A series of hacks and internet outages in the U.S. and North Korea has fueled an escalating series of insults and threats from North Korea.
WASHINGTON, December 27, 2014 – An unnamed North Korean official speaking for North Korea’s National Defense Commission called President Obama a “monkey” on Saturday.
In a statement blaming the U.S. for internet failures that plagued the country this week, the official said, “Obama always goes reckless in words and deeds like a monkey in a tropical forest.” This isn’t the first time North Korea has used the “monkey” imagery with regard to Obama. In May, the North Korean news agency said that Obama had the “shape of a monkey.” They also referred to Secretary of State John Kerry as a wolf with a “hideous” lantern jaw.
The Commission statement said, “The United States, with its large physical size and oblivious to the shame of playing hide and seek as children with runny noses would, has begun disrupting the Internet operations of the main media outlets of our republic.”
American officials have not commented on the Korean internet shutdowns, and they never specified the form retaliation might take. The possibility exists that the shutdowns are the fault of North Korea’s poor internet infrastructure — kamikaze squirrels on the wires, for instance, which occasionally cause outages in rural areas of the U.S. The Chinese might be to blame, or even amateur hackers.
The timing suggests otherwise. The most recent attack, on Saturday, came only a few hours after the statement calling Obama a monkey.
North Korea has promised to retaliate for the internet outages, as well as for Sony’s decision to distribute “The Interview,” which it claims was motivated by hostile U.S. policy. It threatened “consequences” for that policy.
In related news, Russian foreign ministry spokesman Alexander Lukashevich condemned “The Interview,” saying, “The very idea of the film is so aggressive and scandalous that the reaction of the North Korean side … is completely understandable.”

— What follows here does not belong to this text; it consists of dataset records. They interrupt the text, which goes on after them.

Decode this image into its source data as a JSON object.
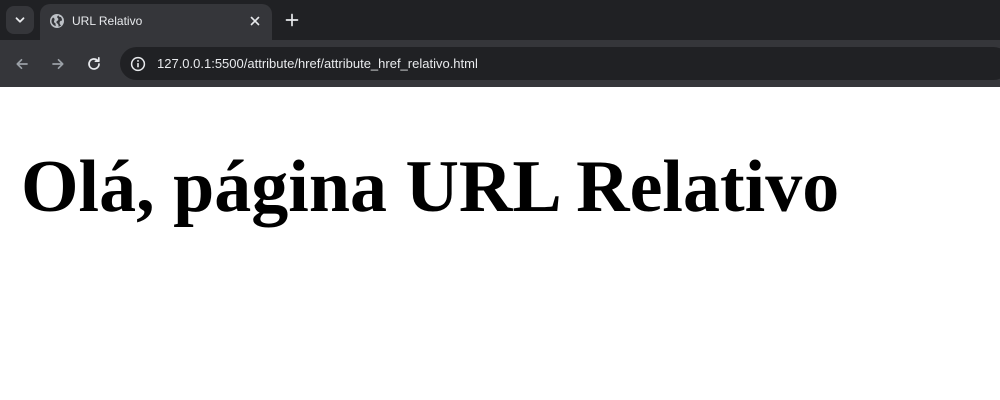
{
  "tab": {
    "title": "URL Relativo"
  },
  "address_bar": {
    "url": "127.0.0.1:5500/attribute/href/attribute_href_relativo.html"
  },
  "page": {
    "heading": "Olá, página URL Relativo"
  },
  "icons": {
    "tab_search": "chevron-down-icon",
    "favicon": "globe-icon",
    "tab_close": "close-icon",
    "new_tab": "plus-icon",
    "back": "arrow-left-icon",
    "forward": "arrow-right-icon",
    "reload": "reload-icon",
    "site_info": "info-icon"
  },
  "colors": {
    "tabstrip_bg": "#202124",
    "toolbar_bg": "#35363a",
    "omnibox_bg": "#202124",
    "text_light": "#e8eaed",
    "icon_dim": "#9aa0a6",
    "page_bg": "#ffffff",
    "heading_color": "#000000"
  }
}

Russia has been courting North Korea publically since the attack on Sony. Lukashevich said that the U.S. has not demonstrated that North Korea was responsible for the attack, adding that Pyongyang’s offer to help investigate the attack “evidence of the North Korean side’s sincere intention to fully sort out this issue.” He added, “We believe that the threats of revenge and calls on other countries to condemn North Korea voiced in the United States are absolutely counterproductive and dangerous.”
Russia has joined China in rejecting the U.N.’s inquiry into North Korea’s human rights record. The Chinese representative to the Security Council attempted to block a hearing by the council on the issue, while Russia attacked a U.N. resolution condemning Pyongyang’s record.